In the first few minutes of the film, we see the Emperors' clubhouse, their Hanaya, as a swathe of members introduce themselves to the rest of the group and the camera. Already you can smell the machismo, the pervasive stench of excessive testosterone, as each talks himself up. They say they're jobless, homeless – yet it's Yanagimachi that proves otherwise by depicting these some of these kids' family lives. And it's hugely noticeable that the only women to feature in the movie are the Black Emperors' mothers. No girlfriends.


As things move on, it becomes clear there's no central driving narrative to GY!BE. The closest Yanagimachi comes to one is his long conversations with Decko, one of the Black Emperor grandees, who's about to appear in court for being with a group that smashed up a taxi. His parents are clearly at their wits' end with their pocket rebel of a son, to the point that Decko's dad, sick of being made to write countless apology letters to the police, has had him arrested for hanging around with some no-good hoodlums. Nevertheless, despite the bravado Decko really, really doesn't want to go to jail and virtually begs his mum to accompany him to court. This is the side of Decko that, you can't help but feel, would really quite like to conform, even if only to get himself out of trouble. However, when we see him emerge from the court hearing, devastated at the prospect of losing his licence for 125 days, he's resolutely parent-free and runs straight into the metaphorical arms of another Emperor. Still, you can't help but wonder how much he is in thrall to his parents.

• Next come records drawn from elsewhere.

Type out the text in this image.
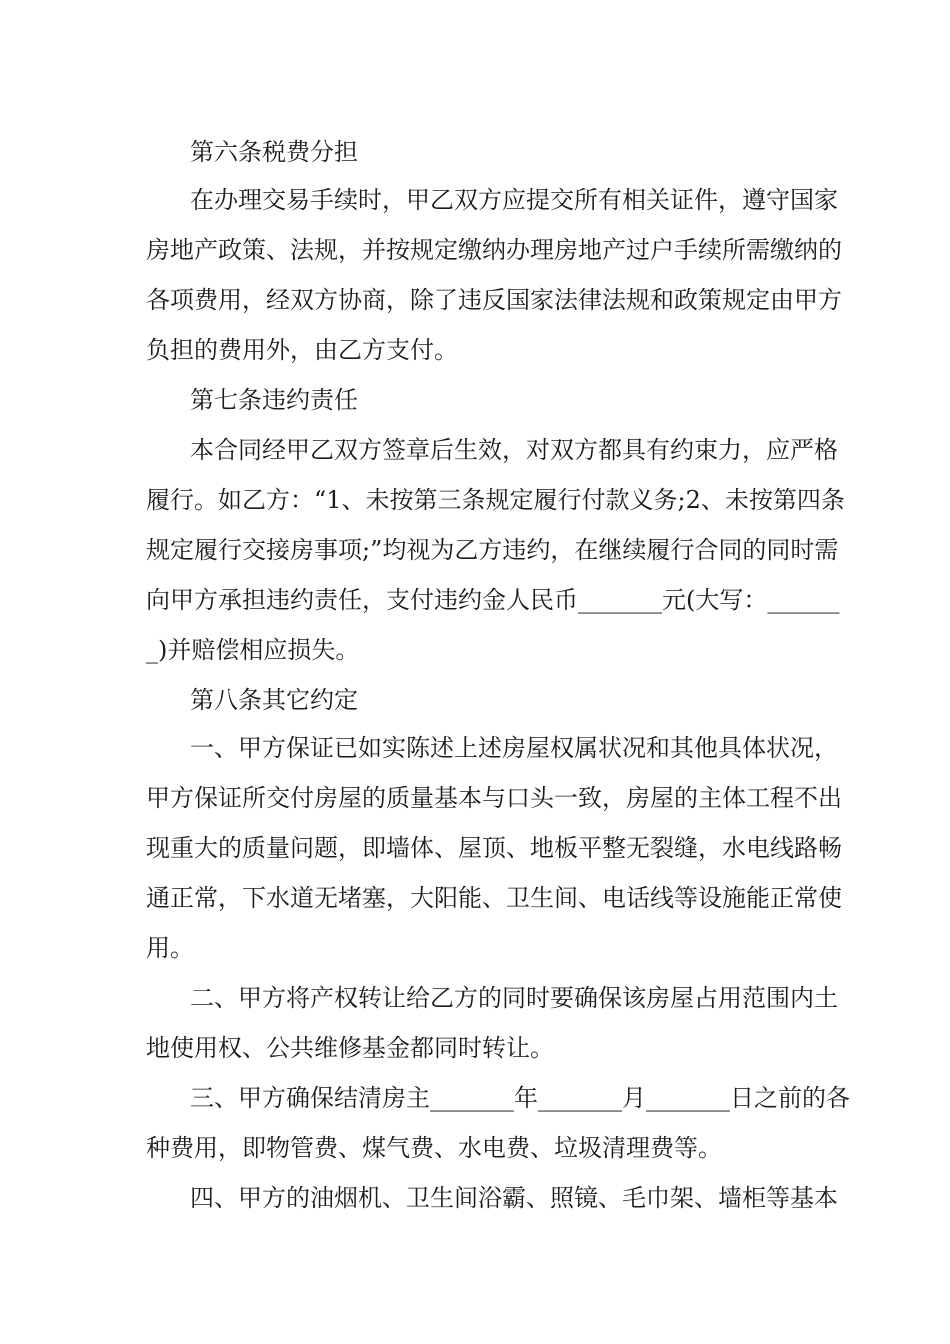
第六条税费分担
在办理交易手续时，甲乙双方应提交所有相关证件，遵守国家
房地产政策、法规，并按规定缴纳办理房地产过户手续所需缴纳的
各项费用，经双方协商，除了违反国家法律法规和政策规定由甲方
负担的费用外，由乙方支付。
第七条违约责任
本合同经甲乙双方签章后生效，对双方都具有约束力，应严格
履行。如乙方：“1、未按第三条规定履行付款义务;2、未按第四条
规定履行交接房事项;”均视为乙方违约，在继续履行合同的同时需
向甲方承担违约责任，支付违约金人民币_______元(大写：______
_)并赔偿相应损失。
第八条其它约定
一、甲方保证已如实陈述上述房屋权属状况和其他具体状况，
甲方保证所交付房屋的质量基本与口头一致，房屋的主体工程不出
现重大的质量问题，即墙体、屋顶、地板平整无裂缝，水电线路畅
通正常，下水道无堵塞，大阳能、卫生间、电话线等设施能正常使
用。
二、甲方将产权转让给乙方的同时要确保该房屋占用范围内土
地使用权、公共维修基金都同时转让。
三、甲方确保结清房主_______年_______月_______日之前的各
种费用，即物管费、煤气费、水电费、垃圾清理费等。
四、甲方的油烟机、卫生间浴霸、照镜、毛巾架、墙柜等基本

Once this central narrative concerning Decko semi-resolves itself, Godspeed You! Black Emperor does start to wander. There's only so much riding about on motorcycles in the middle of the night that you're able to watch without some degree of overkill setting in, and while Yanagimachi knows it's a powerful image, it's just about the only powerful image he has at his disposal. You can't help getting the feeling that he wanted to show much more, but was stymied. If the Emperors are such a tough gang, why don't we get to see a ruck, rather than the odd minor run-in with the police? And, if these Bousouzoku motorcycle gangs are truly a gateway into the Yakuza, why is that barely hinted at? Granted, ostensibly they do fashion themselves as a "touring club", rather than full-out gangsters, but you can't help wonder if that's just a front for the film makers: we see a little defiance in front of the police, we hear about how liars are punished by having their eyebrows shaved off, how punishment beatings are common. Only once do we actually see this alleged brutality, when one member has embezzled funds he raised on a fund-raising drive, and even this just amounts to random slaps in front of everyone in the Hanaya.


In the end, though, really this is a movie about young guys riding motorcycles, no more, no less. The latent cool factor is high, but palls after a while: Wild Zero, or even Easy Rider, this is not. Grainy, technically flawed and woefully low-budget, it's irritating in places, and could do with losing ten minutes or so to tighten up the pace a little. Certainly towards the end, the documentary starts to wander and you wonder if the last few scenes are just padding designed to bump the movie up to the required running time of ninety minutes. Nevertheless, as a reminder of classic teenage rebellion, of the sheer joy that can be gained from riding a motorbike round with two hundred other people next to you, of a now semi-extinct phenomenon, of just being young, Godspeed You! Black Emperor cannot be recommended highly enough."